Netherlands extends Iraq, Peshmerga training mission through 2021
ERBIL, Kurdistan Region – Dutch military trainers and advisors will stay in Iraq and the Kurdistan Region until the end of 2021, the Netherlands government announced in a statement on Friday.
As a member of the global coalition against the Islamic State (ISIS), the Dutch military has been training Iraqi and Peshmerga soldiers. The two-year extension of the mission will focus “training Iraqi military aimed at the long term stability of Iraq,” tweeted Geoffrey van Leeuwen, director of Middle East affairs at the Netherlands foreign ministry.
About 60 Dutch soldiers will provide the training, in addition to commitments to the NATO mission in Iraq.

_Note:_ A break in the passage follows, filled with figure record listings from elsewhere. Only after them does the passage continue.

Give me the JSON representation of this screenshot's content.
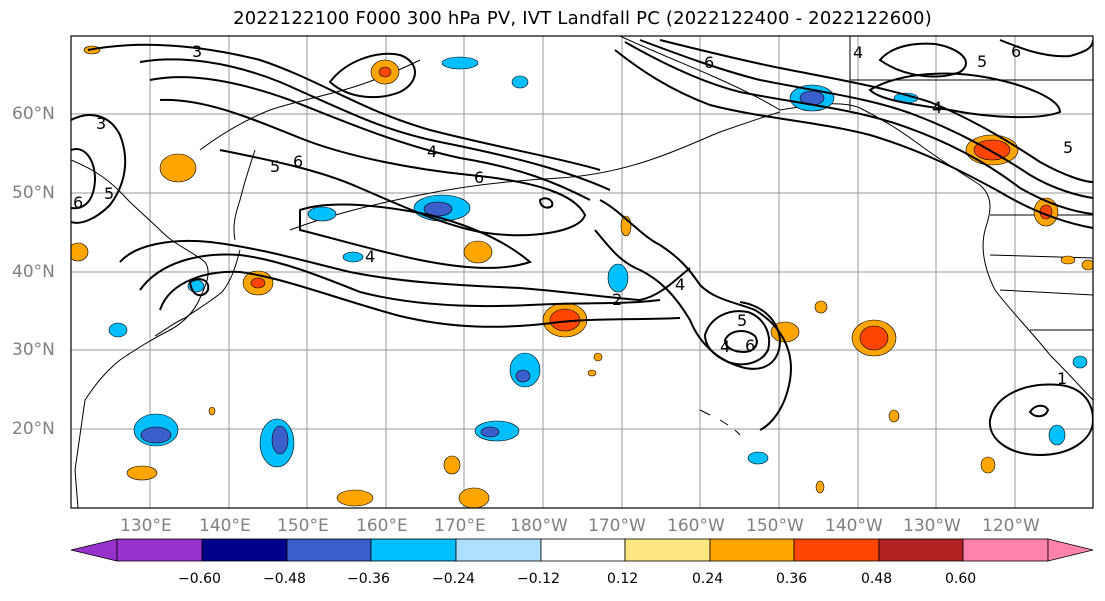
{
  "title": "2022122100 F000 300 hPa PV, IVT Landfall PC (2022122400 - 2022122600)",
  "lat_labels": [
    "60°N",
    "50°N",
    "40°N",
    "30°N",
    "20°N"
  ],
  "lon_labels": [
    "130°E",
    "140°E",
    "150°E",
    "160°E",
    "170°E",
    "180°W",
    "170°W",
    "160°W",
    "150°W",
    "140°W",
    "130°W",
    "120°W"
  ],
  "colorbar": {
    "colors": [
      "#9932CC",
      "#00008B",
      "#3A5FCD",
      "#00BFFF",
      "#ADDFFF",
      "#FFFFFF",
      "#FFE680",
      "#FFA500",
      "#FF4500",
      "#B22222",
      "#FF82AB"
    ],
    "ticks": [
      "−0.60",
      "−0.48",
      "−0.36",
      "−0.24",
      "−0.12",
      "0.12",
      "0.24",
      "0.36",
      "0.48",
      "0.60"
    ]
  },
  "contour_labels": [
    "3",
    "3",
    "5",
    "6",
    "4",
    "6",
    "5",
    "6",
    "4",
    "2",
    "4",
    "5",
    "6",
    "4",
    "6",
    "6",
    "4",
    "5",
    "4",
    "5",
    "1"
  ]
}
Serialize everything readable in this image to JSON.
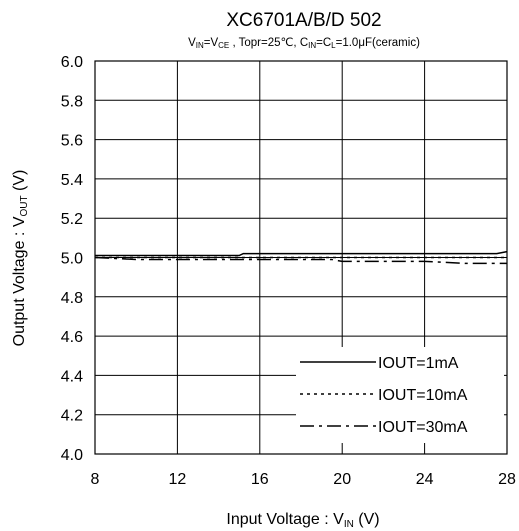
{
  "chart_data": {
    "type": "line",
    "title": "XC6701A/B/D 502",
    "subtitle": {
      "prefix": "V",
      "sub1": "IN",
      "mid1": "=V",
      "sub2": "CE",
      "mid2": " , Topr=25℃, C",
      "sub3": "IN",
      "mid3": "=C",
      "sub4": "L",
      "suffix": "=1.0μF(ceramic)"
    },
    "xlabel": {
      "prefix": "Input Voltage : V",
      "sub": "IN",
      "suffix": " (V)"
    },
    "ylabel": {
      "prefix": "Output Voltage : V",
      "sub": "OUT",
      "suffix": " (V)"
    },
    "xlim": [
      8,
      28
    ],
    "ylim": [
      4.0,
      6.0
    ],
    "x_ticks": [
      8,
      12,
      16,
      20,
      24,
      28
    ],
    "y_ticks": [
      4.0,
      4.2,
      4.4,
      4.6,
      4.8,
      5.0,
      5.2,
      5.4,
      5.6,
      5.8,
      6.0
    ],
    "x_tick_labels": [
      "8",
      "12",
      "16",
      "20",
      "24",
      "28"
    ],
    "y_tick_labels": [
      "4.0",
      "4.2",
      "4.4",
      "4.6",
      "4.8",
      "5.0",
      "5.2",
      "5.4",
      "5.6",
      "5.8",
      "6.0"
    ],
    "grid": true,
    "legend_position": "bottom-right",
    "series": [
      {
        "name": "IOUT=1mA",
        "style": "solid",
        "x": [
          8,
          10,
          12,
          14,
          15,
          15.2,
          16,
          18,
          20,
          22,
          24,
          26,
          27.5,
          28
        ],
        "y": [
          5.01,
          5.01,
          5.01,
          5.01,
          5.01,
          5.02,
          5.02,
          5.02,
          5.02,
          5.02,
          5.02,
          5.02,
          5.02,
          5.03
        ]
      },
      {
        "name": "IOUT=10mA",
        "style": "dotted",
        "x": [
          8,
          10,
          12,
          14,
          16,
          18,
          20,
          22,
          24,
          26,
          28
        ],
        "y": [
          5.0,
          5.0,
          5.0,
          5.0,
          5.0,
          5.0,
          5.0,
          5.0,
          5.0,
          5.0,
          5.0
        ]
      },
      {
        "name": "IOUT=30mA",
        "style": "dashdot",
        "x": [
          8,
          10,
          12,
          14,
          16,
          18,
          19.5,
          20,
          22,
          24,
          26,
          26.5,
          28
        ],
        "y": [
          5.0,
          4.99,
          4.99,
          4.99,
          4.99,
          4.99,
          4.99,
          4.98,
          4.98,
          4.98,
          4.97,
          4.97,
          4.97
        ]
      }
    ]
  }
}
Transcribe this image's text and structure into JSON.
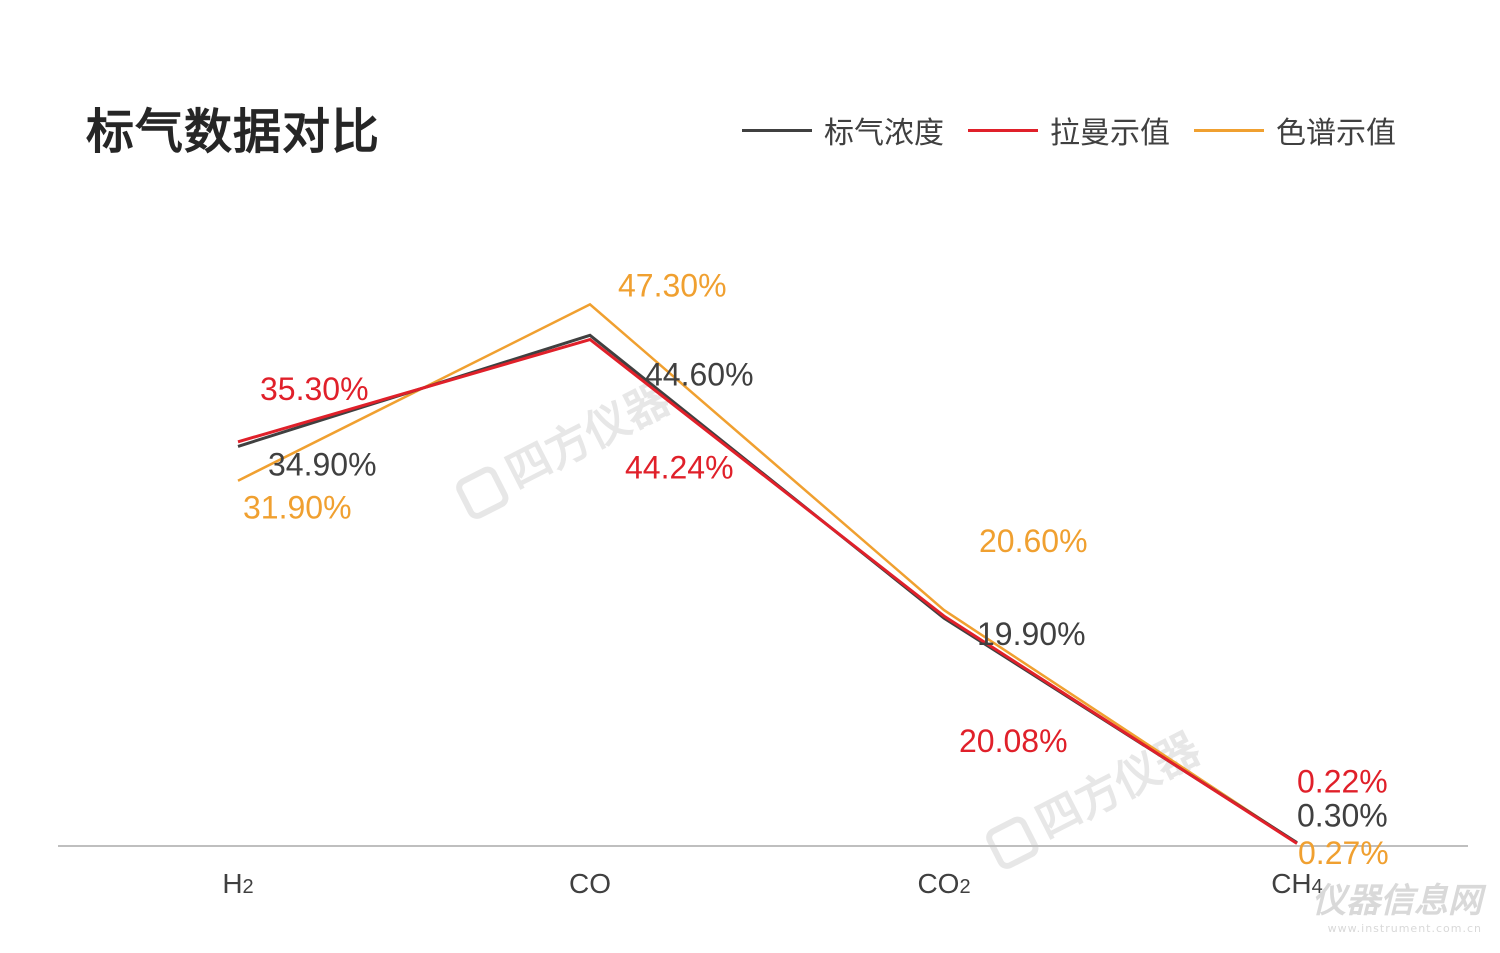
{
  "chart_data": {
    "type": "line",
    "title": "标气数据对比",
    "categories": [
      "H2",
      "CO",
      "CO2",
      "CH4"
    ],
    "ylim": [
      0,
      50
    ],
    "grid": false,
    "legend_position": "top-right",
    "series": [
      {
        "name": "标气浓度",
        "color": "#404040",
        "values": [
          34.9,
          44.6,
          19.9,
          0.3
        ],
        "labels": [
          "34.90%",
          "44.60%",
          "19.90%",
          "0.30%"
        ]
      },
      {
        "name": "拉曼示值",
        "color": "#e0202a",
        "values": [
          35.3,
          44.24,
          20.08,
          0.22
        ],
        "labels": [
          "35.30%",
          "44.24%",
          "20.08%",
          "0.22%"
        ]
      },
      {
        "name": "色谱示值",
        "color": "#f0a030",
        "values": [
          31.9,
          47.3,
          20.6,
          0.27
        ],
        "labels": [
          "31.90%",
          "47.30%",
          "20.60%",
          "0.27%"
        ]
      }
    ]
  },
  "watermark": {
    "text": "四方仪器"
  },
  "corner_logo": {
    "main": "仪器信息网",
    "sub": "www.instrument.com.cn"
  }
}
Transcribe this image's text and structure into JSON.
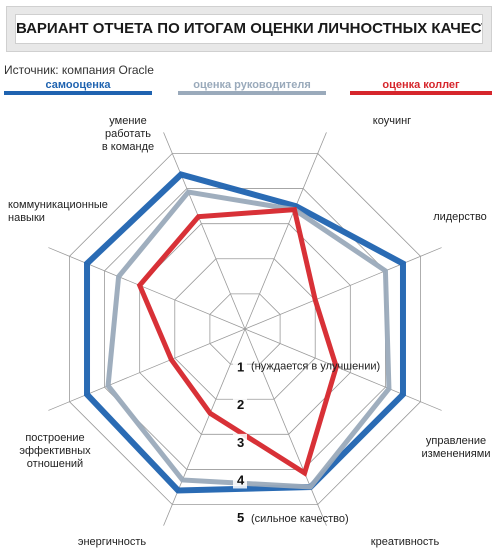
{
  "title": "ВАРИАНТ ОТЧЕТА ПО ИТОГАМ ОЦЕНКИ ЛИЧНОСТНЫХ КАЧЕСТВ",
  "source": "Источник: компания Oracle",
  "chart_data": {
    "type": "radar",
    "axes": [
      "коучинг",
      "лидерство",
      "управление изменениями",
      "креативность",
      "энергичность",
      "построение эффективных отношений",
      "коммуникационные навыки",
      "умение работать в команде"
    ],
    "scale": {
      "min": 0,
      "max": 5,
      "ticks": [
        {
          "value": 1,
          "label": "1",
          "note": "(нуждается в улучшении)"
        },
        {
          "value": 2,
          "label": "2",
          "note": ""
        },
        {
          "value": 3,
          "label": "3",
          "note": ""
        },
        {
          "value": 4,
          "label": "4",
          "note": ""
        },
        {
          "value": 5,
          "label": "5",
          "note": "(сильное качество)"
        }
      ]
    },
    "series": [
      {
        "name": "самооценка",
        "color": "#1f63b0",
        "values": [
          3.5,
          4.5,
          4.5,
          4.5,
          4.6,
          4.5,
          4.5,
          4.4
        ]
      },
      {
        "name": "оценка руководителя",
        "color": "#9aaabb",
        "values": [
          3.4,
          4.0,
          4.1,
          4.5,
          4.3,
          3.9,
          3.6,
          3.9
        ]
      },
      {
        "name": "оценка коллег",
        "color": "#d6262c",
        "values": [
          3.4,
          2.0,
          2.6,
          4.1,
          2.4,
          2.1,
          3.0,
          3.2
        ]
      }
    ]
  }
}
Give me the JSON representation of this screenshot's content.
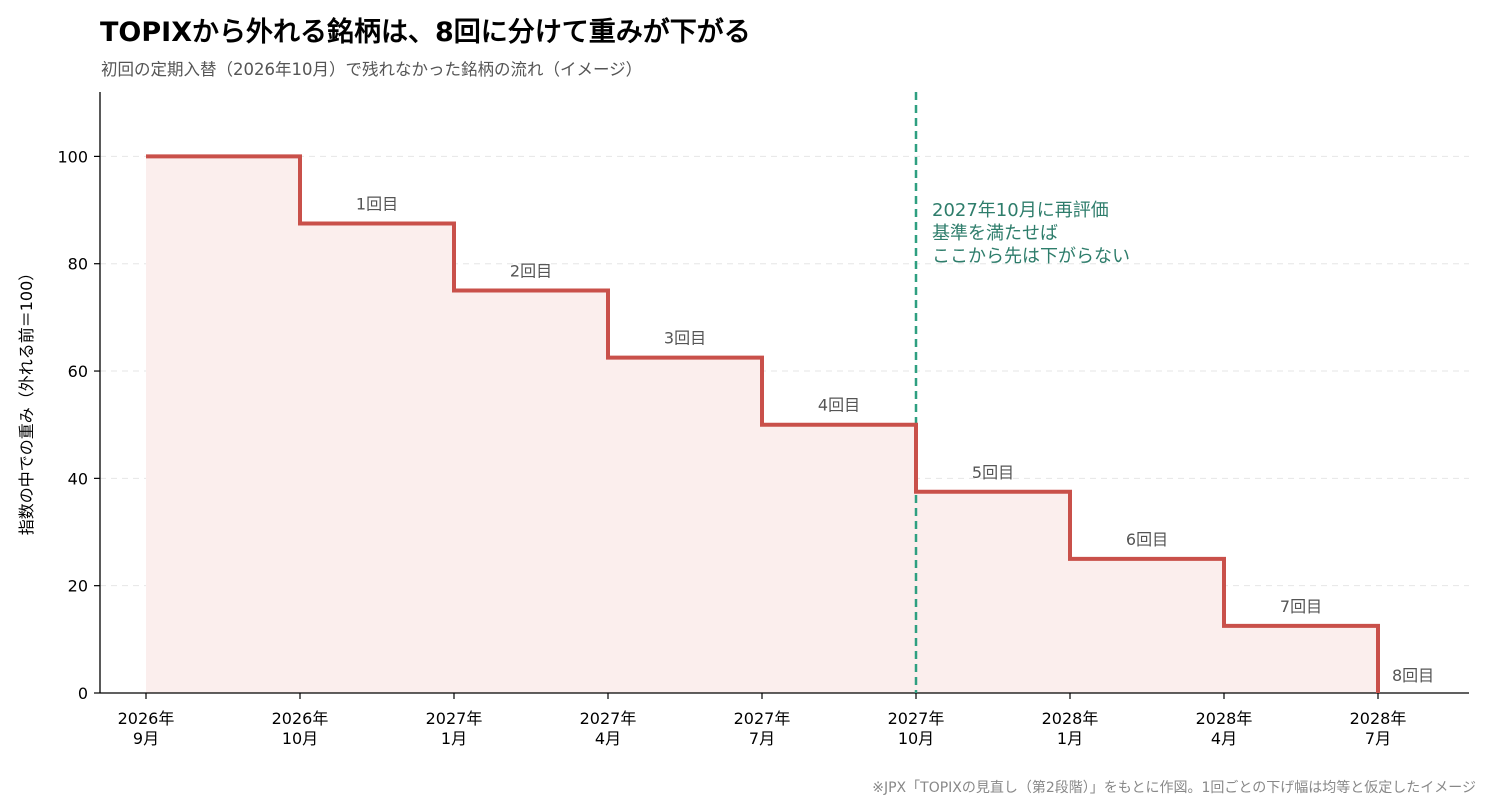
{
  "chart_data": {
    "type": "line",
    "step": "post",
    "title": "TOPIXから外れる銘柄は、8回に分けて重みが下がる",
    "subtitle": "初回の定期入替（2026年10月）で残れなかった銘柄の流れ（イメージ）",
    "ylabel": "指数の中での重み（外れる前＝100）",
    "xlabel": "",
    "ylim": [
      0,
      112
    ],
    "yticks": [
      0,
      20,
      40,
      60,
      80,
      100
    ],
    "grid": "horizontal dashed",
    "x": [
      [
        "2026年",
        "9月"
      ],
      [
        "2026年",
        "10月"
      ],
      [
        "2027年",
        "1月"
      ],
      [
        "2027年",
        "4月"
      ],
      [
        "2027年",
        "7月"
      ],
      [
        "2027年",
        "10月"
      ],
      [
        "2028年",
        "1月"
      ],
      [
        "2028年",
        "4月"
      ],
      [
        "2028年",
        "7月"
      ]
    ],
    "values": [
      100,
      87.5,
      75,
      62.5,
      50,
      37.5,
      25,
      12.5,
      0
    ],
    "step_labels": [
      "1回目",
      "2回目",
      "3回目",
      "4回目",
      "5回目",
      "6回目",
      "7回目",
      "8回目"
    ],
    "annotation": {
      "x_index": 5,
      "lines": [
        "2027年10月に再評価",
        "基準を満たせば",
        "ここから先は下がらない"
      ]
    },
    "colors": {
      "line": "#c9504a",
      "fill": "#fbeeed",
      "annotation": "#2e9f80",
      "annotation_text": "#2e7d6b"
    }
  },
  "footnote": "※JPX「TOPIXの見直し（第2段階）」をもとに作図。1回ごとの下げ幅は均等と仮定したイメージ"
}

The coalition was established in 2014 after ISIS militants seized vast swathes of northern Iraq, including Iraq’s second city of Mosul, and threatened to march on Baghdad and Erbil. The military alliance also partnered with the Kurdish-led Syrian Democratic Forces (SDF) in Syria.
ISIS was declared defeated in Iraq in December 2017 and in Syria in March 2019. However, remnants of the group have returned to earlier insurgency tactics and continue to carry out low-scale attacks, particularly near Mosul, in the disputed Iraqi-Kurdish territories, and in Syria’s Deir ez-Zor and Raqqa provinces.